We could get more clever and take the contents of each post and generate embeddings for small sections and then match up them, but using the summary seems to work pretty well for my needs.
The embeddings generated by OpenAI are pretty large, but we can do some very cool visualisation using the results. Here’s a dendo-gram of all the posts on my blog. You can see some definite clusters of posts.
Images - Coming Soon
The images are also an annoyance. For more recent posts (particularly ones where I’ve create a corresponding video) I’ve simply used the YouTube thumbnail. For older posts I’m just using the standard site header image - this means that as you go back in time the images get more and more boring.
AI generated images in blog posts is a bit of a controversial subject. People either love them or hate them.
Unfortunately, at present, there’s no API for Midjourney and my attempts with DALLE-2 were pretty appalling.

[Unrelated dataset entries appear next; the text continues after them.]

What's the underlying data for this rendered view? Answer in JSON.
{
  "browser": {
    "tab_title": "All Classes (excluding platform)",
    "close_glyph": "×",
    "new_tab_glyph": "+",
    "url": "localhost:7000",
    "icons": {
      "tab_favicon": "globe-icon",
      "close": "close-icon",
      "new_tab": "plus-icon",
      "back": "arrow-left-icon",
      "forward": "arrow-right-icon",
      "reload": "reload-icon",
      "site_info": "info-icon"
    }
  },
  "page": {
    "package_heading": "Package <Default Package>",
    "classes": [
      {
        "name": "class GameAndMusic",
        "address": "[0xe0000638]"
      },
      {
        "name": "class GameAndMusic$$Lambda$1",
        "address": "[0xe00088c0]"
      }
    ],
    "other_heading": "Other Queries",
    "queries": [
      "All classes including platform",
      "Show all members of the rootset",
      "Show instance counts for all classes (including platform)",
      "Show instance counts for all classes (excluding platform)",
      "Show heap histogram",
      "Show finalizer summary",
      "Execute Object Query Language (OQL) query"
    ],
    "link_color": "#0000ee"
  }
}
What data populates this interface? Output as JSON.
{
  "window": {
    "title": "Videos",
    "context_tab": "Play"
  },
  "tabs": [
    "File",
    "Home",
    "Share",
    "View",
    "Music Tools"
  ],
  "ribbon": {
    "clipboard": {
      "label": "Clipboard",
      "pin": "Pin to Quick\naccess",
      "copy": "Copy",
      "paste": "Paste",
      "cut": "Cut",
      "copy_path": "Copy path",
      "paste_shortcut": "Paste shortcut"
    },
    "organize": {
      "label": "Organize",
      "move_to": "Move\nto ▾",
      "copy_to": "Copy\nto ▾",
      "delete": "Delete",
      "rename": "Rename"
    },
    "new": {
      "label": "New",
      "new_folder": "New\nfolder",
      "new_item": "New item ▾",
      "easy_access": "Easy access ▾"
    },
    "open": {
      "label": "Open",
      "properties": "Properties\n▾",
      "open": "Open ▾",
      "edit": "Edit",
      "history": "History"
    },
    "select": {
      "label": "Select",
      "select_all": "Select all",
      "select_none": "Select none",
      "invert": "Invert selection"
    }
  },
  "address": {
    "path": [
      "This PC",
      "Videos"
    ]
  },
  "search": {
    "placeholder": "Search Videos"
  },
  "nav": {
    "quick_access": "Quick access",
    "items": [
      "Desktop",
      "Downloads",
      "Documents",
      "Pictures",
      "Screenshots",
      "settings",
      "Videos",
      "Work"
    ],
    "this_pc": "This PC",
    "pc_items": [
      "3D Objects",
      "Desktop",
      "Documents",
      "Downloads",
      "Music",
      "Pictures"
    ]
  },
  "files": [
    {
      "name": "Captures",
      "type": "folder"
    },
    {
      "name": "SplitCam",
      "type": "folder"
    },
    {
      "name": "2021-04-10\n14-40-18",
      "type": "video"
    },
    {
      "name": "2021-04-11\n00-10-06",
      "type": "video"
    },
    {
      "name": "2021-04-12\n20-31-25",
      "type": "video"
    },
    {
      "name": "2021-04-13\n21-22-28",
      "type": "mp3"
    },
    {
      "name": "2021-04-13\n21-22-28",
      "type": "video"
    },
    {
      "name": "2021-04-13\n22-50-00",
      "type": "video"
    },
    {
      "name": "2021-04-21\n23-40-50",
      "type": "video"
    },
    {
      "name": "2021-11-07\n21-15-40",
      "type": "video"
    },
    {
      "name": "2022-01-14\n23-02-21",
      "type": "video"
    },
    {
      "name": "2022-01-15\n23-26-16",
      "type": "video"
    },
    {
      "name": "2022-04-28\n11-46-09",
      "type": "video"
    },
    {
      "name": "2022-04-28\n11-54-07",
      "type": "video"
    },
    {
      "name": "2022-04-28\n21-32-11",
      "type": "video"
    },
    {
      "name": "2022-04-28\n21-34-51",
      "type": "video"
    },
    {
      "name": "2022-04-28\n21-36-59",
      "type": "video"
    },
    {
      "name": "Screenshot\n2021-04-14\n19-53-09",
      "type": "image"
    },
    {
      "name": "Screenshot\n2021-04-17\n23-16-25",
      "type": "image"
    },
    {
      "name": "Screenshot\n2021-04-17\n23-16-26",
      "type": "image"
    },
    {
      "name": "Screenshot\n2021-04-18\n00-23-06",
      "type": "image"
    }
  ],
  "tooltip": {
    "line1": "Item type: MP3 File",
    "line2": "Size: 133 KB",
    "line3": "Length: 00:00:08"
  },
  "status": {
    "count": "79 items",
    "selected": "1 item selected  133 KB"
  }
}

However there are some good ways to get decent prompts from ChatGPT with a bit of prompt engineering.
Here’s the prompt I’m using - I’ve not played around to much to improve it and just grabbed some examples of “good” Midjourney prompts from the web.
Create a prompt that can be fed into an AI image generator for the following blog post.
Some example of good prompts:
Exploded [subject] by Nychos
[Subject] as [subject]
[Intangible subject or concept]
[Subject], symmetrical, flat icon design
[Any emoji or combination of emojis]
Knolling [subject or scene]
16-bit [subject or scene]
[Subject or scene] made out of [material]
---
SUMMARY GOES HERE
---
We got some pretty interesting results.
Here’s the prompt for the Hue Hacking Post: “Philips Hue Color light bulb disassembled and hacked, showcasing internal components”
Which gave this nice set of images from Midjourney:
I was also realy impressed with the results for the ChatGPT Home Automation Post: Raspberry Pi controlling home automation with lights using ChatGPT, illustrated in a 16-bit technology scene”
It would be interesting to try and wire things up so that each image was turned back into text and then another model was asked to pick the most appropriate image for the post. Further work for another day!